Defensive coordinator Kent Baer does not believe that the Irish will see what many believe will be a weak Washington team on Saturday. The third-year Irish defensive coordinator said he thinks they have plenty of talent on both sides of the ball to defeat the Irish.
"I think they're pretty good," Baer said of the Huskies. "They scored 31 points against UCLA. (They) rush for 200 yards a game, pass for 200 yards a game—this is the most balanced offense we've seen. May be the best offensive we've seen. They don't play like a 0-2 team. I think it's the biggest challenge we've had this year."
A lot of Irish fans are expecting a blowout in this game against a struggling Washington team. However, the Irish had their chances to put away a tired Michigan State team and couldn't do that last week. Baer said the fact has kind of soured the win for him.
"I'm disappointed in how we finished that game," said Baer. "It still bothers me. It's hard to enjoy a win when I think we need to finish better. I don't know what it was, but we're going to learn how to finish."

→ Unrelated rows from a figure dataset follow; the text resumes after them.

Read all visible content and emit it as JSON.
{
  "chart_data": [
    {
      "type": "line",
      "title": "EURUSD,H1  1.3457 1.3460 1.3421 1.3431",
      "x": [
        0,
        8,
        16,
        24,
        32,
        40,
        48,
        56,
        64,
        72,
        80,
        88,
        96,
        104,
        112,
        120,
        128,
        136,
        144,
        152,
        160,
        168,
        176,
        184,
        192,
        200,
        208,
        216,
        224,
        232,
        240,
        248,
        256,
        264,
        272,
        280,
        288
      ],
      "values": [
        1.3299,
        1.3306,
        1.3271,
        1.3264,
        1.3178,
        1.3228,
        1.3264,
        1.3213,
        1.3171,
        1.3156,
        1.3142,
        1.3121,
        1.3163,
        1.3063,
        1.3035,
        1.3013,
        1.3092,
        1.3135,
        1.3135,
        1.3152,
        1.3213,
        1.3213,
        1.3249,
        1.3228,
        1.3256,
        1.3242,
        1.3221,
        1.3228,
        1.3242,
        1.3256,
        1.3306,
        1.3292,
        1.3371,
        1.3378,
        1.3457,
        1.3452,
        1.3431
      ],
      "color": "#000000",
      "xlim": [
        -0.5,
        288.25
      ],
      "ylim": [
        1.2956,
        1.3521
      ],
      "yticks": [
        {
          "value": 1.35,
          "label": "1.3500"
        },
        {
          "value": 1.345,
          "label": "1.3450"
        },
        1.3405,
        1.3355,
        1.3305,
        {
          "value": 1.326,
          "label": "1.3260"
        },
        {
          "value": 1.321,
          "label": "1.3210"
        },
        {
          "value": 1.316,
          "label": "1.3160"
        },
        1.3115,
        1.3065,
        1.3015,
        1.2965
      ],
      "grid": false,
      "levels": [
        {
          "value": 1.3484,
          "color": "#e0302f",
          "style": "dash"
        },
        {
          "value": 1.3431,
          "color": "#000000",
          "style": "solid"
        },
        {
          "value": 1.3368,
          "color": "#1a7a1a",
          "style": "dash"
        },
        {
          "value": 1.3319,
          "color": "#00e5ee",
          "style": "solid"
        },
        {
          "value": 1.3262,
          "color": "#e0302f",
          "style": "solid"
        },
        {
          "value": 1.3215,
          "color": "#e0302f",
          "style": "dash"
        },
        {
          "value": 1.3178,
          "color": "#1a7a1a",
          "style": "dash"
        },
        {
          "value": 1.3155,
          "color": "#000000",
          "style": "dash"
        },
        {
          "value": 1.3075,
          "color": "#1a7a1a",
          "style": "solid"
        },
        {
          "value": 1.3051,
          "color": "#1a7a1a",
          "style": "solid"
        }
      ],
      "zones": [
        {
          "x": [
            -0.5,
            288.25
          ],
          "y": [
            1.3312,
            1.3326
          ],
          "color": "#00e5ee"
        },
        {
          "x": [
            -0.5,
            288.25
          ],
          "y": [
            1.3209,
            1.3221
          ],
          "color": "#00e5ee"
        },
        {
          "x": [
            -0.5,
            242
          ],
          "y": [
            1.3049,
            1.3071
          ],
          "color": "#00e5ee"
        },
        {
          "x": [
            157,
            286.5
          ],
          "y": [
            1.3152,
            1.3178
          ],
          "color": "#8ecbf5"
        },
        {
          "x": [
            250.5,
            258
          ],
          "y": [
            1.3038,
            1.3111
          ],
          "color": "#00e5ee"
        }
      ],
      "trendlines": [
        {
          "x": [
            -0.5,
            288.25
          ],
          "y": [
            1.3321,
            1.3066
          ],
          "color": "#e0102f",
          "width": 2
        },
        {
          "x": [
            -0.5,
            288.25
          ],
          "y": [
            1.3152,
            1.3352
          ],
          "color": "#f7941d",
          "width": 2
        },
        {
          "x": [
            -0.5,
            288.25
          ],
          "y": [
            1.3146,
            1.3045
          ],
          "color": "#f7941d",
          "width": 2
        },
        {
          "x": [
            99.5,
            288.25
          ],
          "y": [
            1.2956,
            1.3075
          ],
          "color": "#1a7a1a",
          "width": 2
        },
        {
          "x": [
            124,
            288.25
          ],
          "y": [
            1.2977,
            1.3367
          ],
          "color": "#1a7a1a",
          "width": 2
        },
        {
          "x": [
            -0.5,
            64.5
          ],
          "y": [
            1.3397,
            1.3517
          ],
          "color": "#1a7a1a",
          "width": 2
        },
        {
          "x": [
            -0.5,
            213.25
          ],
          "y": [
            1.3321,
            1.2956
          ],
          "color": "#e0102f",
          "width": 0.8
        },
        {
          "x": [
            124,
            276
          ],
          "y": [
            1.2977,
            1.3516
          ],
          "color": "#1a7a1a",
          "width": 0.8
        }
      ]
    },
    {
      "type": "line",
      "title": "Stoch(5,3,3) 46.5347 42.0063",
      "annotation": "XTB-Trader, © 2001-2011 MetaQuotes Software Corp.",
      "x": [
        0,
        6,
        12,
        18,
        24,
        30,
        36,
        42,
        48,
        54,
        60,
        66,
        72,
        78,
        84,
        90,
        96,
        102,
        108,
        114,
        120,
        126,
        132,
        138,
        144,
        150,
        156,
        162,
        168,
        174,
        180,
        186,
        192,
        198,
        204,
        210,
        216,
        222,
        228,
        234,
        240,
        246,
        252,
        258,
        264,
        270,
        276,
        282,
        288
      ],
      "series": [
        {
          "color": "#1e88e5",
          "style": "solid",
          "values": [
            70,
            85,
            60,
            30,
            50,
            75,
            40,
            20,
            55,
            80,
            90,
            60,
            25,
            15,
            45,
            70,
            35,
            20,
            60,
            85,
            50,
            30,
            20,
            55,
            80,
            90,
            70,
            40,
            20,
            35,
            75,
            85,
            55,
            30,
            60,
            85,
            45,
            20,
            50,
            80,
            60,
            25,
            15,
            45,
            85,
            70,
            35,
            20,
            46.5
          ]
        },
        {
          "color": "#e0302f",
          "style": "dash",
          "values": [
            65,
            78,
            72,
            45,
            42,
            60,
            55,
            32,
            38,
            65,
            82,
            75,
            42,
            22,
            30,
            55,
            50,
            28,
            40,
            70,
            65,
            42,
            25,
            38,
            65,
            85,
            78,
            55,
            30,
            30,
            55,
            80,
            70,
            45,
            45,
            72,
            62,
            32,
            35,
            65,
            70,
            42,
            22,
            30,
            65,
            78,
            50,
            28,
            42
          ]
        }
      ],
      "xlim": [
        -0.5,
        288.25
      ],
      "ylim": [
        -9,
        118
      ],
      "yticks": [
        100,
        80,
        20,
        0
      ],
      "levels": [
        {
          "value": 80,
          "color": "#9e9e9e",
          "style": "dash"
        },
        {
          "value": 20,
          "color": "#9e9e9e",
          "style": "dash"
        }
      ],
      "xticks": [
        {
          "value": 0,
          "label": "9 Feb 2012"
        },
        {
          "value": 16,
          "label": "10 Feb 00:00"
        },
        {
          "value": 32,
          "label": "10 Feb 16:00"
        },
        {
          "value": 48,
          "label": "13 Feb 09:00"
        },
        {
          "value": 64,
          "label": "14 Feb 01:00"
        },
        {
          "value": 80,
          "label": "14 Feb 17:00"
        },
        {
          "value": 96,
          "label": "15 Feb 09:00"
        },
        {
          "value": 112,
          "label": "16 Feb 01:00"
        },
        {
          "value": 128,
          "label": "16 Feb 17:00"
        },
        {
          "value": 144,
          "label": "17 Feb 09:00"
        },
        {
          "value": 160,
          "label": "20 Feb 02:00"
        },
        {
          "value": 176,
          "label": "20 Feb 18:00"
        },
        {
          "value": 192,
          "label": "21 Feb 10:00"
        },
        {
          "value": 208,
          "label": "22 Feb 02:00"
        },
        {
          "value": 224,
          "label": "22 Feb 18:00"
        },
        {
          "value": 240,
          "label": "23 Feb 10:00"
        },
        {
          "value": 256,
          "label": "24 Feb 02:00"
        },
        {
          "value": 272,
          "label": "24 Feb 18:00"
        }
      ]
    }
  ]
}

With the Irish having two straight wins under their belt, the fear is they might become overconfident and maybe look ahead to some big games on their schedule. Baer says he likes the attitude of his team, and doesn't foresee that happening.
"Sometimes you have to get their attention and maybe sometimes they read too much about themselves," he said. "I like their attitude. They have a little bit of a chip on their shoulder. They're out to prove something, and I like that. As long as we can keep that attitude then I think we have a chance to keep getting better."
The Irish defense has been on fire lately creating turnovers. In three games, the Irish have recorded 11 turnovers. Baer says creating turnovers is something they place a high priority on every day in practice.
"It's amazing how many people call me wanting to know how we do turnovers," Baer said. "The only thing I can say is we emphasize it a lot. We work on it—we're always trying to strip the ball, always trying to catch the ball, always trying to scoop and score. Those turnovers are big."There's going to be a game where we don't get any. So it goes back to playing great fundamental football. You can't count on those all the time.
"We always talk about tackling first. Some of those turnovers were on tackles—just good, solid hits on tackles, and not really trying to strip the ball. The thing that I always chart is how many times the ball is on the ground and fumbles you get. We're getting a lot of them."
The Irish defensive coordinator says they scout potential turnover targets on film every week.
"We talk about it all the time. ‘This guy carries the ball loose, he changes hands.' We talk about it with almost every guy we see on film so that's always a point of emphasis," Baer said.
Cornerback Mike Richardson saw a lot of action in the Michigan State game. Baer was asked how he thought Richardson performed.
"I thought he did great," Baer said of Richardson. "The thing that I liked is that I thought he played really physical. That's what he is, a big, strong, physical corner that's got good instincts to the run. I thought he played pretty well for us."
"Carlos is a little banged up," said Baer when asked why Richardson replaced the usual third corner, Carlos Campbell. "You just got to go to your next and Mike's played a lot for us. I kind of look at him as a starter."
Irish offensive coordinator Bill Diedrick also said he believes the Huskies are quite a bit better than most people give credit.
"I think you look them, and the two games that they've played, they've played very well against Fresno State and against UCLA," said Diedrick. "They gave up a number of big plays, and it was two different defenses.
"I think that all and all, when you look at them personnel-wise, they're very athletic and they've got good team speed. They've got a veteran secondary and that probably speaks for why they're No. 4 in passing defense."
The Irish have found a solid running game in their last two wins and Diedrick was asked why he felt the Irish were able to run the football the last two games.
"I think that you've got a couple of runners that are hitting the hole and hitting it down hill," said Diedrick. :I think you've also got a group up front that are creating some seams. When you get that, and you get a guy running hard, the two kind of mesh."
Diedrick also said he's perfectly happy with the run-to-pass ratio the Irish have been having the last two weeks.
"When you are able to run the football it opens up so many more things that you're able to do," Diedrick said. "As long as the running game goes, I think it really allows you to do the things that you want to do.
"You take the first game for example when you're not able to run the ball. When you're dropping back 55-60 times, that's not good, it's not good for anybody."
Diedrick said he was also very pleased with the seven-play drive that included all running plays that put the Irish up 28-7 in the third quarter against Michigan State.
"That was a super drive because it was, I think, 21-7 at the time," said Diedrick. "It took some time off the clock, but it was seven plays that we're pounding right at them that I think your team really appreciates. It kind of is able to maybe take the heart out of them."
The Irish could use many more drives like that drive against Washington on Saturday. With three straight home games, the Irish have a golden opportunity to climb into the top 25 with some impressive wins.